Grumpy flicked on the light and we stepped out, he with his MP5 silenced 9 millimeter assault rifle and I with my Remington 870 tactical 12 gauge shotgun. They stopped short, the women hanging back behind the men. "Hands up," said Grumpy.
They raised their hands. "Who are you?" said the older of the two men. "What do you want?"
"Not to worry, folks," said Grumpy. "This is just a precaution. We're looking for Mr. Robbins."
"I'm Eric Robbins," said the older man. "This is my house."
"Is there anyone else in the attic, Mr. Robbins?"
"No."
At that precise moment a child's voice floated down, "Mommy, can we come down now?" I couldn't help smiling. Kids always say the darnedest things at the darnedest times, don't they?
The woman who'd had trouble with the folding steps was very pregnant, dressed in a baby blue maternity gown and black tights. Her long brown hair hung down about her swollen breasts. "No!" she said. "Stay there until I tell you."
"I have to go to the bathroom!"
"Be quiet," said Mommy.
"But Mohhhmmy," whined Grumpy. "I have to go to the baaathroom."

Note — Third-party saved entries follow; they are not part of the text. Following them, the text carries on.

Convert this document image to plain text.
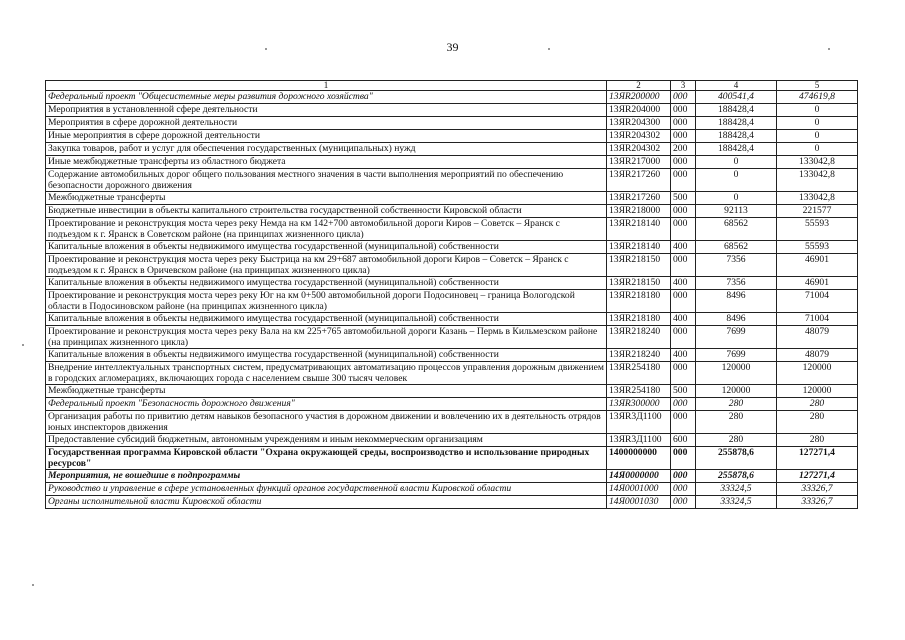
39
1	2	3	4	5
Федеральный проект "Общесистемные меры развития дорожного хозяйства"	13ЯR200000	000	400541,4	474619,8
Мероприятия в установленной сфере деятельности	13ЯR204000	000	188428,4	0
Мероприятия в сфере дорожной деятельности	13ЯR204300	000	188428,4	0
Иные мероприятия в сфере дорожной деятельности	13ЯR204302	000	188428,4	0
Закупка товаров, работ и услуг для обеспечения государственных (муниципальных) нужд	13ЯR204302	200	188428,4	0
Иные межбюджетные трансферты из областного бюджета	13ЯR217000	000	0	133042,8
Содержание автомобильных дорог общего пользования местного значения в части выполнения мероприятий по обеспечению безопасности дорожного движения	13ЯR217260	000	0	133042,8
Межбюджетные трансферты	13ЯR217260	500	0	133042,8
Бюджетные инвестиции в объекты капитального строительства государственной собственности Кировской области	13ЯR218000	000	92113	221577
Проектирование и реконструкция моста через реку Немда на км 142+700 автомобильной дороги Киров – Советск – Яранск с подъездом к г. Яранск в Советском районе (на принципах жизненного цикла)	13ЯR218140	000	68562	55593
Капитальные вложения в объекты недвижимого имущества государственной (муниципальной) собственности	13ЯR218140	400	68562	55593
Проектирование и реконструкция моста через реку Быстрица на км 29+687 автомобильной дороги Киров – Советск – Яранск с подъездом к г. Яранск в Оричевском районе (на принципах жизненного цикла)	13ЯR218150	000	7356	46901
Капитальные вложения в объекты недвижимого имущества государственной (муниципальной) собственности	13ЯR218150	400	7356	46901
Проектирование и реконструкция моста через реку Юг на км 0+500 автомобильной дороги Подосиновец – граница Вологодской области в Подосиновском районе (на принципах жизненного цикла)	13ЯR218180	000	8496	71004
Капитальные вложения в объекты недвижимого имущества государственной (муниципальной) собственности	13ЯR218180	400	8496	71004
Проектирование и реконструкция моста через реку Вала на км 225+765 автомобильной дороги Казань – Пермь в Кильмезском районе (на принципах жизненного цикла)	13ЯR218240	000	7699	48079
Капитальные вложения в объекты недвижимого имущества государственной (муниципальной) собственности	13ЯR218240	400	7699	48079
Внедрение интеллектуальных транспортных систем, предусматривающих автоматизацию процессов управления дорожным движением в городских агломерациях, включающих города с населением свыше 300 тысяч человек	13ЯR254180	000	120000	120000
Межбюджетные трансферты	13ЯR254180	500	120000	120000
Федеральный проект "Безопасность дорожного движения"	13ЯR300000	000	280	280
Организация работы по привитию детям навыков безопасного участия в дорожном движении и вовлечению их в деятельность отрядов юных инспекторов движения	13ЯR3Д1100	000	280	280
Предоставление субсидий бюджетным, автономным учреждениям и иным некоммерческим организациям	13ЯR3Д1100	600	280	280
Государственная программа Кировской области "Охрана окружающей среды, воспроизводство и использование природных ресурсов"	1400000000	000	255878,6	127271,4
Мероприятия, не вошедшие в подпрограммы	14Я0000000	000	255878,6	127271,4
Руководство и управление в сфере установленных функций органов государственной власти Кировской области	14Я0001000	000	33324,5	33326,7
Органы исполнительной власти Кировской области	14Я0001030	000	33324,5	33326,7
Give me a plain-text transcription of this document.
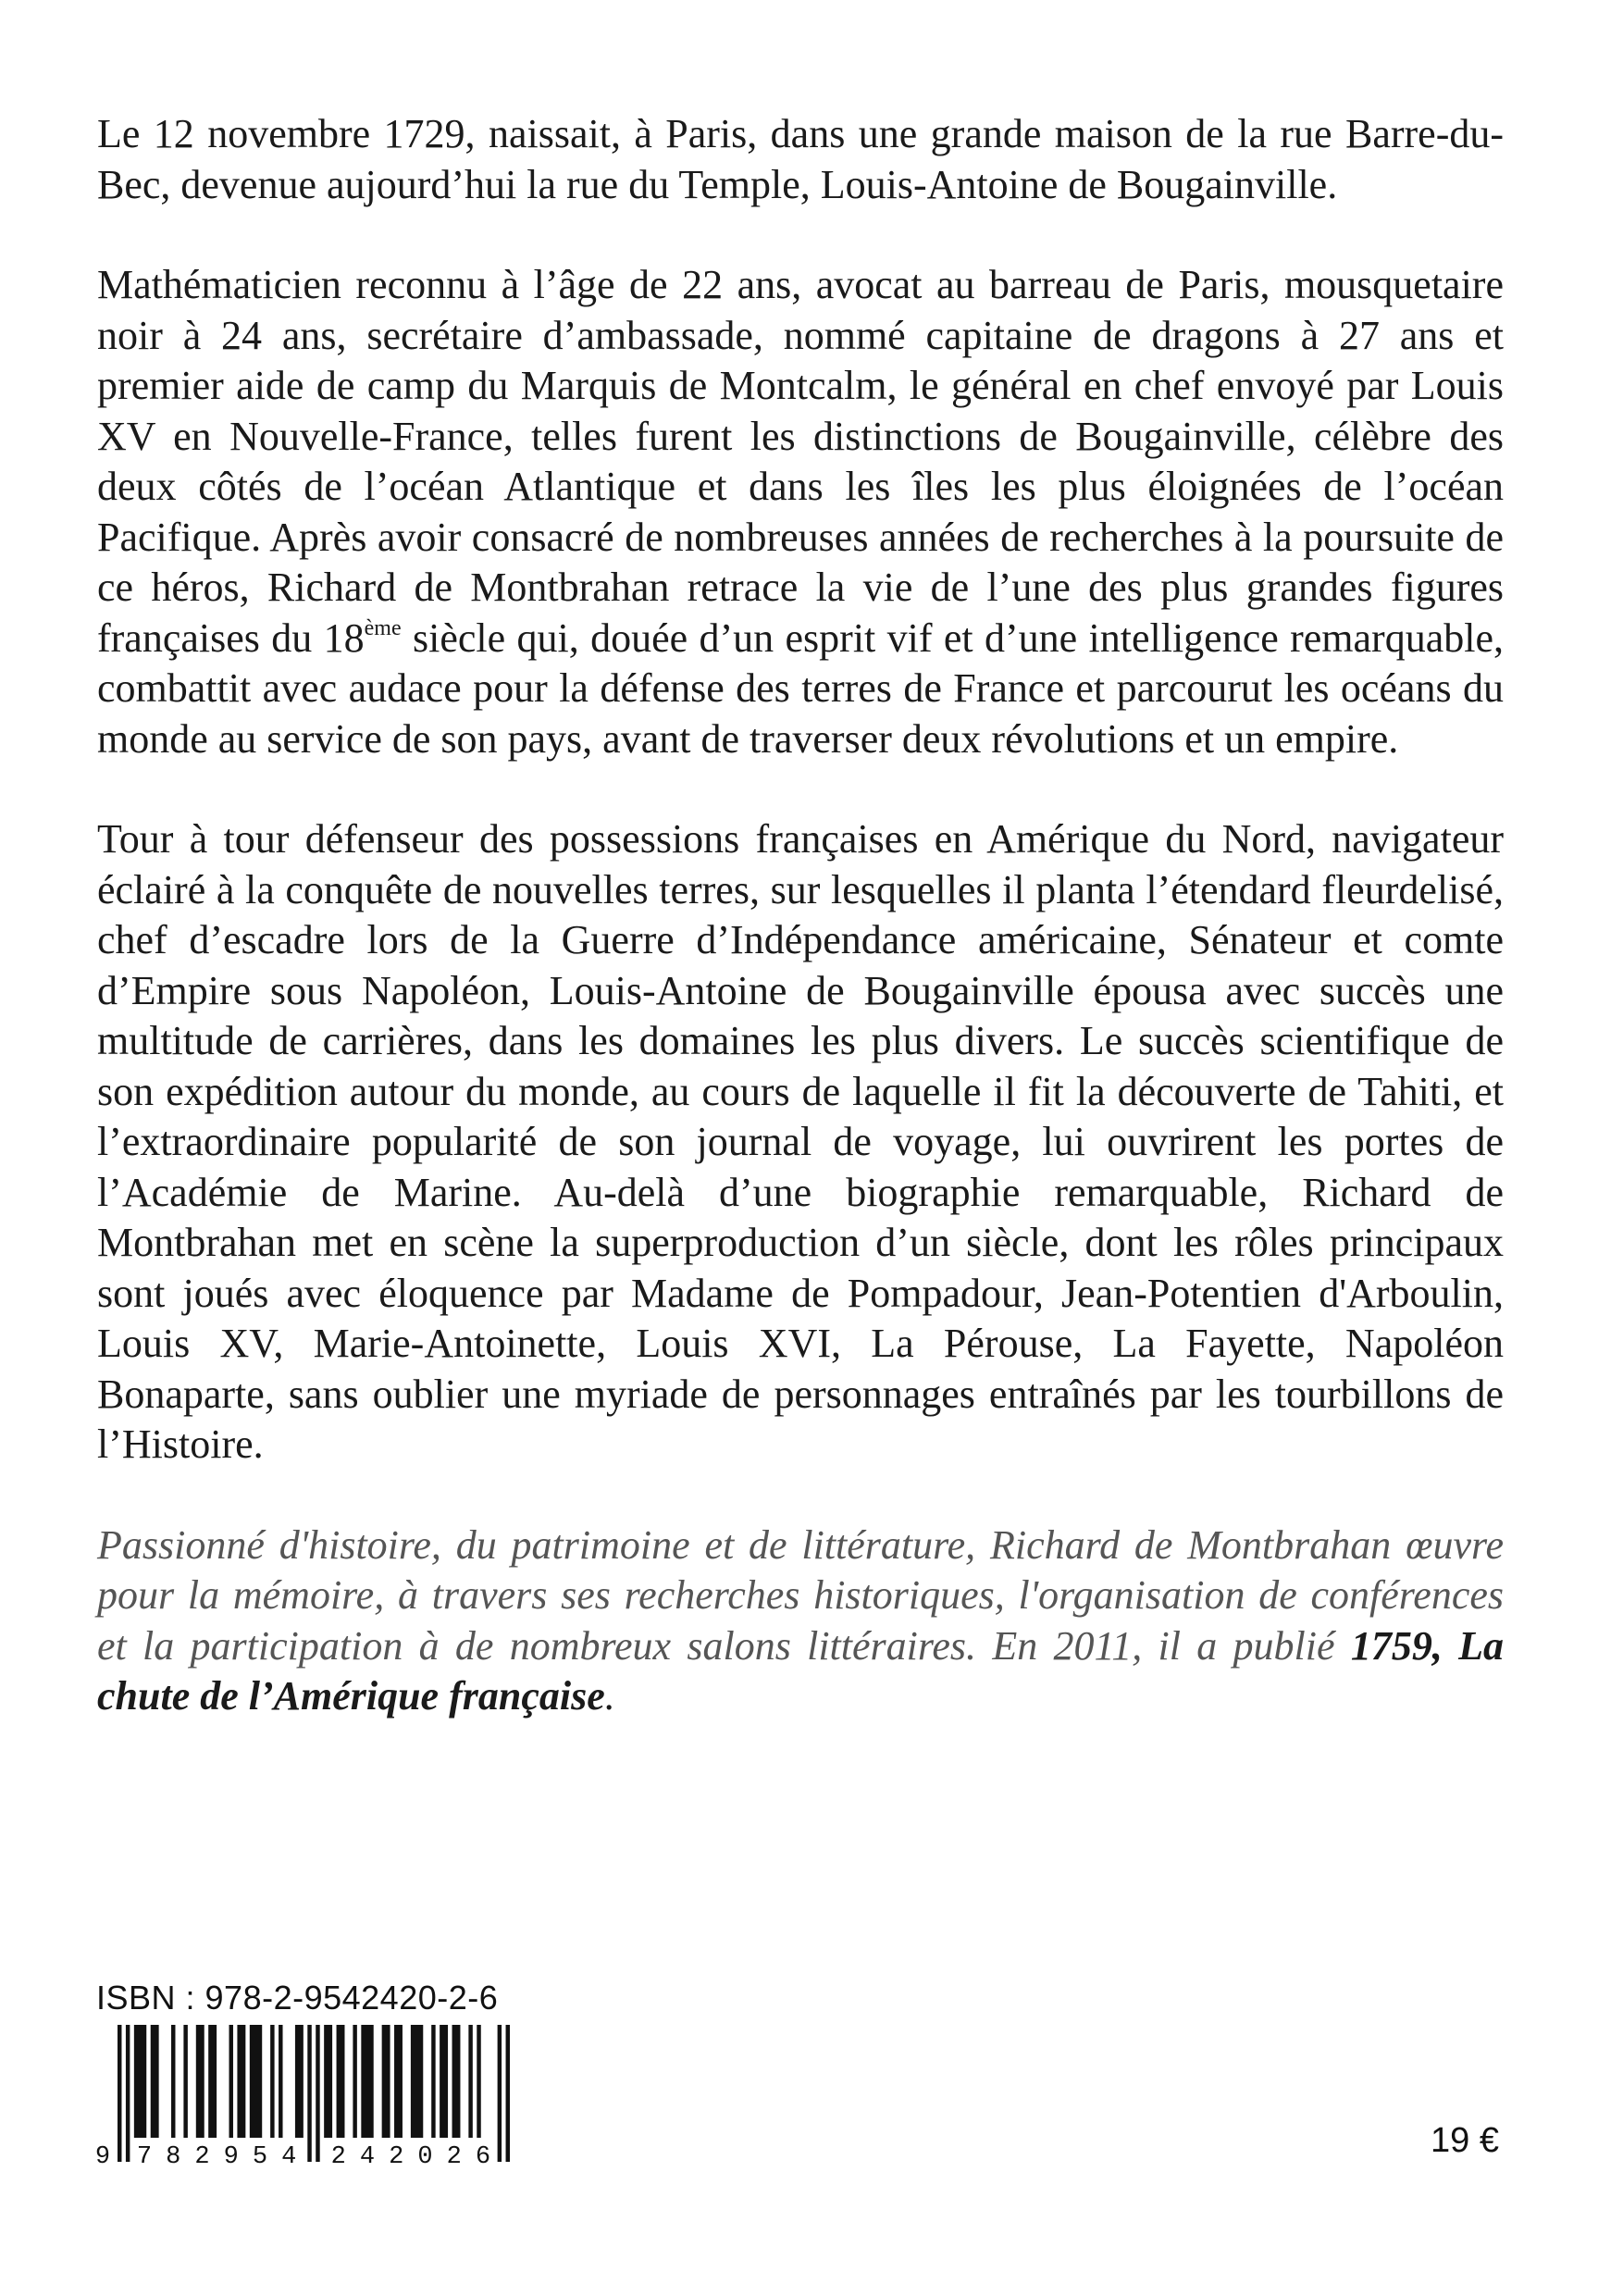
Le 12 novembre 1729, naissait, à Paris, dans une grande maison de la rue Barre-du-Bec, devenue aujourd’hui la rue du Temple, Louis-Antoine de Bougainville.

Mathématicien reconnu à l’âge de 22 ans, avocat au barreau de Paris, mousquetaire noir à 24 ans, secrétaire d’ambassade, nommé capitaine de dragons à 27 ans et premier aide de camp du Marquis de Montcalm, le général en chef envoyé par Louis XV en Nouvelle-France, telles furent les distinctions de Bougainville, célèbre des deux côtés de l’océan Atlantique et dans les îles les plus éloignées de l’océan Pacifique. Après avoir consacré de nombreuses années de recherches à la poursuite de ce héros, Richard de Montbrahan retrace la vie de l’une des plus grandes figures françaises du 18ème siècle qui, douée d’un esprit vif et d’une intelligence remarquable, combattit avec audace pour la défense des terres de France et parcourut les océans du monde au service de son pays, avant de traverser deux révolutions et un empire.

Tour à tour défenseur des possessions françaises en Amérique du Nord, navigateur éclairé à la conquête de nouvelles terres, sur lesquelles il planta l’étendard fleurdelisé, chef d’escadre lors de la Guerre d’Indépendance américaine, Sénateur et comte d’Empire sous Napoléon, Louis-Antoine de Bougainville épousa avec succès une multitude de carrières, dans les domaines les plus divers. Le succès scientifique de son expédition autour du monde, au cours de laquelle il fit la découverte de Tahiti, et l’extraordinaire popularité de son journal de voyage, lui ouvrirent les portes de l’Académie de Marine. Au-delà d’une biographie remarquable, Richard de Montbrahan met en scène la superproduction d’un siècle, dont les rôles principaux sont joués avec éloquence par Madame de Pompadour, Jean-Potentien d'Arboulin, Louis XV, Marie-Antoinette, Louis XVI, La Pérouse, La Fayette, Napoléon Bonaparte, sans oublier une myriade de personnages entraînés par les tourbillons de l’Histoire.

Passionné d'histoire, du patrimoine et de littérature, Richard de Montbrahan œuvre pour la mémoire, à travers ses recherches historiques, l'organisation de conférences et la participation à de nombreux salons littéraires. En 2011, il a publié 1759, La chute de l’Amérique française.

ISBN : 978-2-9542420-2-6
9 7 8 2 9 5 4 2 4 2 0 2 6	19 €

"Who the hell are you," said Eric Robbins. "I demand that you leave immediately."
We strode forward. They backed up. Aside from the flashlights, they were unarmed. "Keep those hands in the air, folks," said Grumpy. "We wouldn't want anyone to get hurt." As we passed the folding steps I shoved them back up into place and closed the trapdoor with a thump.
"Please, don't hurt us," said Mommy, her voice high and trembling. "Take whatever you want. We'll leave if you want. You can have the whole house. Just please, please don't hurt us."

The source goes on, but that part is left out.